Top positive review
13 people found this helpful
Starr Hits His Stride...
on March 16, 2004
Starr hits his stride in this, his third in his epic series on the history of California. At last, Starr is free to focus on the subject that any reader can tell is "near and dear" to his heart: The emergence of Los Angeles as a full blown titan of a city. Although the subtitle to this book is "Southern California Through the 1920's", once again, it would be be more appropriate to hone in on the main subject and retitle the book "Los Angeles and Two Chapters on Santa Barbara Through the 1920's".
Again, not that I'm complaining. Perhaps because of Starr's intent focus on a single city, his talent really shines in this volume. This is one of the most enjoyable reads I've had in the last year.

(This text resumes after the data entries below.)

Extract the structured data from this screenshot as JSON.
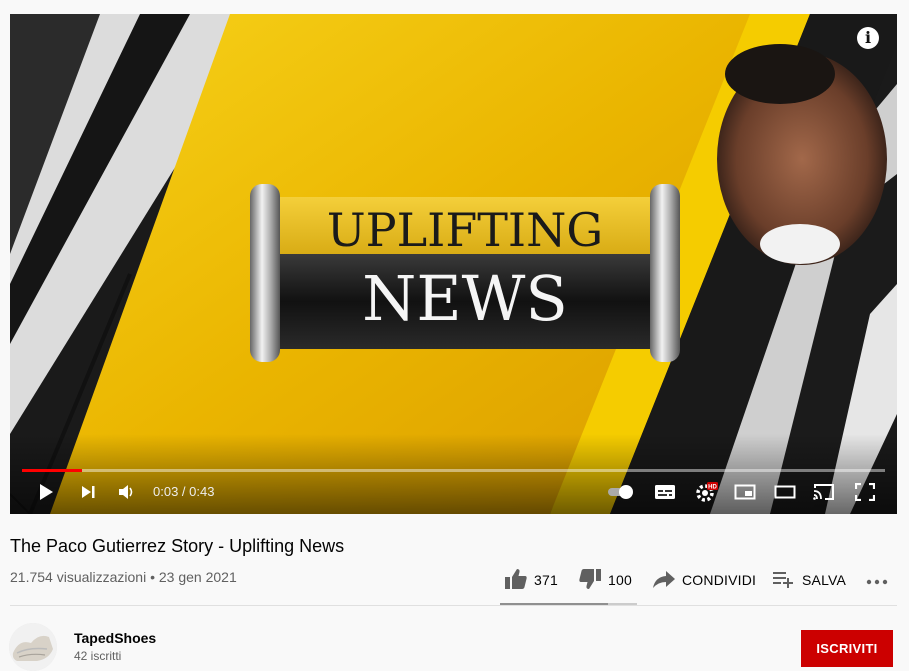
{
  "player": {
    "info_icon": "info-icon",
    "overlay_text_top": "UPLIFTING",
    "overlay_text_bottom": "NEWS",
    "time_display": "0:03 / 0:43",
    "progress_fraction": 0.07,
    "controls": [
      "play-icon",
      "next-icon",
      "volume-icon",
      "autoplay-toggle-icon",
      "subtitles-icon",
      "settings-icon",
      "miniplayer-icon",
      "theater-mode-icon",
      "cast-icon",
      "fullscreen-icon"
    ],
    "settings_badge": "HD"
  },
  "video": {
    "title": "The Paco Gutierrez Story - Uplifting News",
    "views": "21.754 visualizzazioni",
    "separator": "•",
    "date": "23 gen 2021"
  },
  "actions": {
    "likes": "371",
    "dislikes": "100",
    "share_label": "CONDIVIDI",
    "save_label": "SALVA",
    "like_fraction": 0.79
  },
  "channel": {
    "name": "TapedShoes",
    "subscribers": "42 iscritti",
    "subscribe_label": "ISCRIVITI"
  },
  "colors": {
    "brand_red": "#cc0000",
    "progress_red": "#ff0000",
    "banner_yellow": "#f2c200",
    "secondary_text": "#606060"
  }
}
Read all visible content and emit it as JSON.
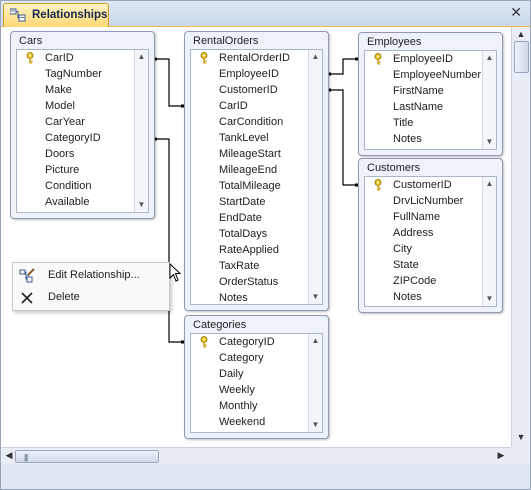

The first section of the book deals with Southern California and Water. His sub chapter on the Imperial Valley is a real barn burner. I've never read such a complete account of the events in Imperial Valley in the early 20th century, and I would recommend the book for that reason alone.
The second and third sections tackle the emergence of Los Angeles society. Here, Starr goes on the offensive, tackling the idea that L.A. is a cultural wasteland. You can almost hear the voice of a professor lecturing undergraduates. Starr starts at economic institutions, discusses the people of Los Angeles and ends with a discussion of cultural institutions. The end of the third section deals with the "Santa Barbara" alternative.
For me, these two chapters were the least enjoyable in the book.
Fortunately, Starr rebounds with his treatment of literary and "biblio" society in LA. These chapters make for fascinating reading, and were a high point of the entire series. I certainly did not know that LA was a center of the rare book trade!